Friday, March 27, 2015

Princes of the Apocalypse is in my hands



I now have The Temple of Elemental Evil Princes of the Apocalypse in my hands, thanks to the FLGS which participates in that Wizards Play Network. It looks like Magic must have had a release too, there seemed to be a horde of card players at the store.

I'm currently reading through it, but wanted to provide some observations for those interested in the contents:

Page Count: The module is 256 pages long. Of that total 187 pages is devoted to the actual scenario, about 39 pages to monster and NPC stat blocks plus magic items, and additional appendices including the genasai player race, new spells and a section on adapting the module to other D&D worlds make up the difference (30 pages). This last part is especially interesting, offering advice on how to stick the module in Dragonlance, Greyhawk, Dark Sun, Eberron and your own world of choice.

Player Stuff: Genasai are in here, but only the genasai; don't delete your Player's Companion, it's the only place you can get aarakocra, deep gnomes and goliath stats.

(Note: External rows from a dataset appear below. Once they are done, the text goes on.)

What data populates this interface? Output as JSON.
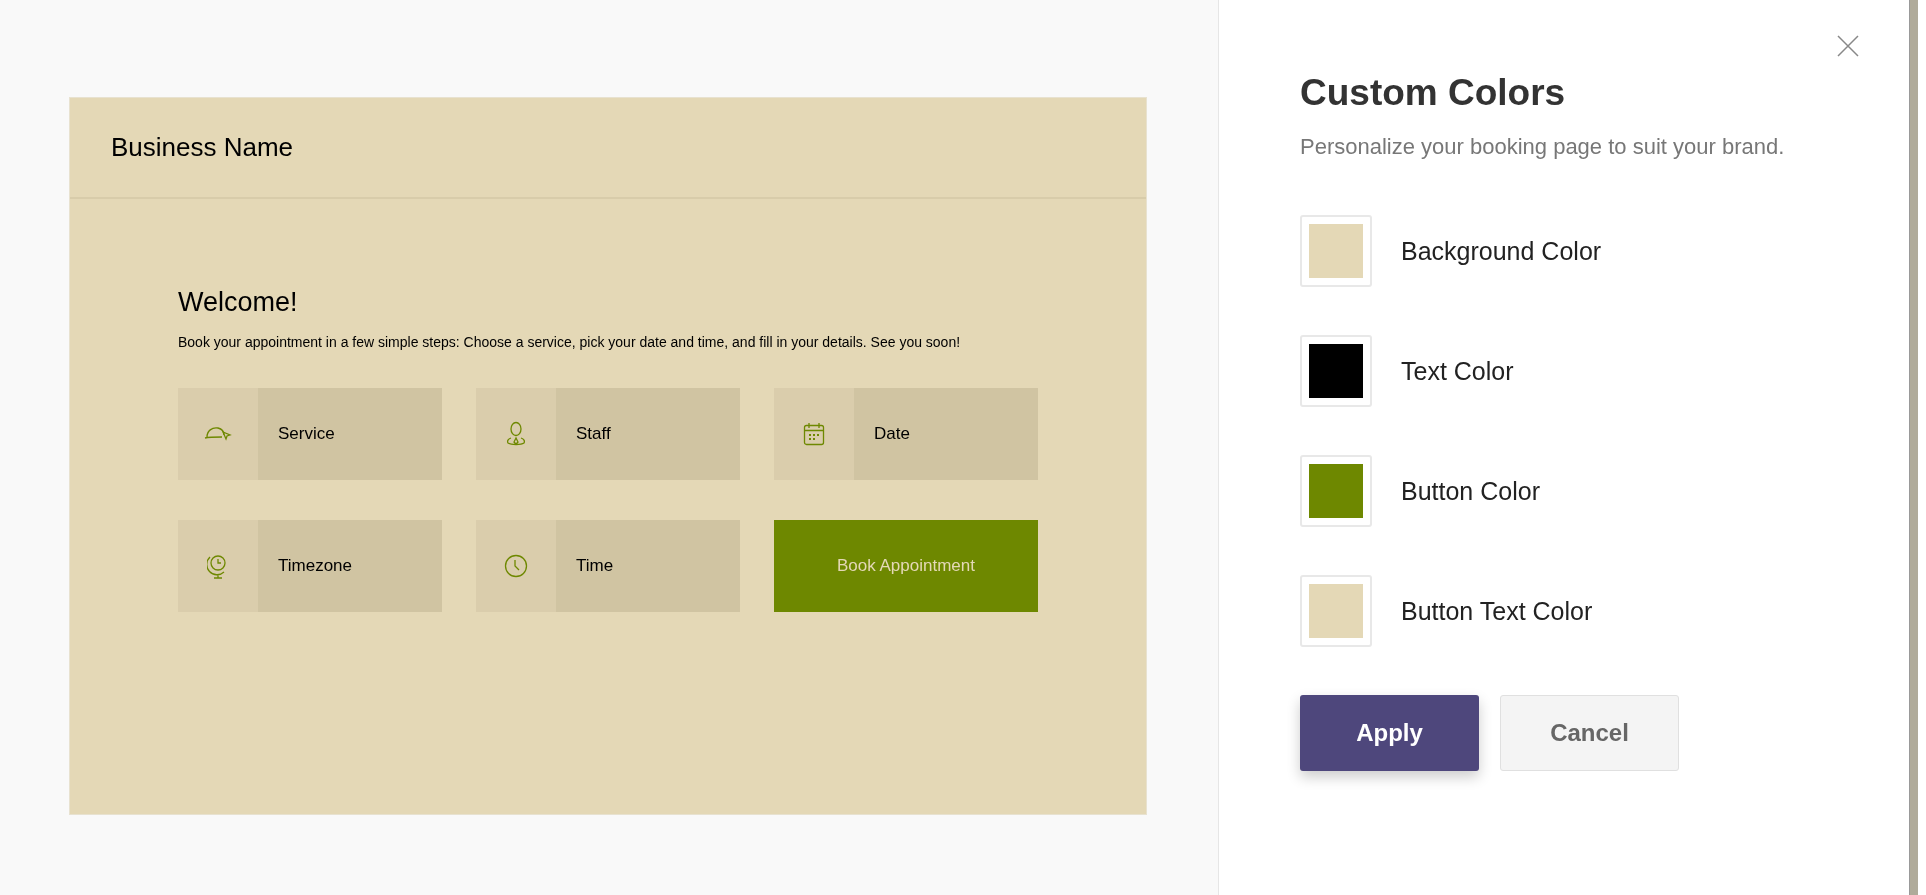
{
  "preview": {
    "business_name": "Business Name",
    "heading": "Welcome!",
    "description": "Book your appointment in a few simple steps: Choose a service, pick your date and time, and fill in your details. See you soon!",
    "tiles": [
      {
        "kind": "option",
        "label": "Service"
      },
      {
        "kind": "option",
        "label": "Staff"
      },
      {
        "kind": "option",
        "label": "Date"
      },
      {
        "kind": "option",
        "label": "Timezone"
      },
      {
        "kind": "option",
        "label": "Time"
      },
      {
        "kind": "button",
        "label": "Book Appointment"
      }
    ]
  },
  "panel": {
    "title": "Custom Colors",
    "subtitle": "Personalize your booking page to suit your brand.",
    "colors": [
      {
        "label": "Background Color",
        "color": "#e4d8b6"
      },
      {
        "label": "Text Color",
        "color": "#000000"
      },
      {
        "label": "Button Color",
        "color": "#6e8800"
      },
      {
        "label": "Button Text Color",
        "color": "#e4d8b6"
      }
    ],
    "buttons": [
      {
        "kind": "primary",
        "label": "Apply"
      },
      {
        "kind": "secondary",
        "label": "Cancel"
      }
    ]
  }
}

Level Range: the book says it supports levels 1-15. It does not seem to use milestones like the prior modules did (if it does I haven't found the reference yet) and...here's the trick...it doesn't say it takes you from level 1-15, just that it supports that level of play. Interestingly Chapter 6 includes a low level introductory module if your PCs are starting at levels 1-2 (level 3 is Chapter 1's optimal starting point), as well as a menagerie of side quests the DM can include to break up the main storyline periodically with various side-quests for the PCs to do as he sees fit. Interesting approach.

The Elemental Princes of Evil: all four of them get new Forgotten Realms-themed cults and details, followers, and best of all complete stat blocks. These are some tough hombres. Considering I've been using them (thanks to the Ghosts of Dragonspear Castle I've been running) in my Pergerron campaign, if I can miraculously get my player group to not read this book I may be able to run it eventually.

I may or may not talk more about this one, but I have to say it does look like a very robust, open campaign with lots of stuff to do and explore, and I'm not totally sure yet but it looks like they thematically aimed for a design closer to the Basic Set module (open exploration) than anything else....the Dessarin Valley even has a hex grid overlay, to accompany some robust encounter charts and side quests.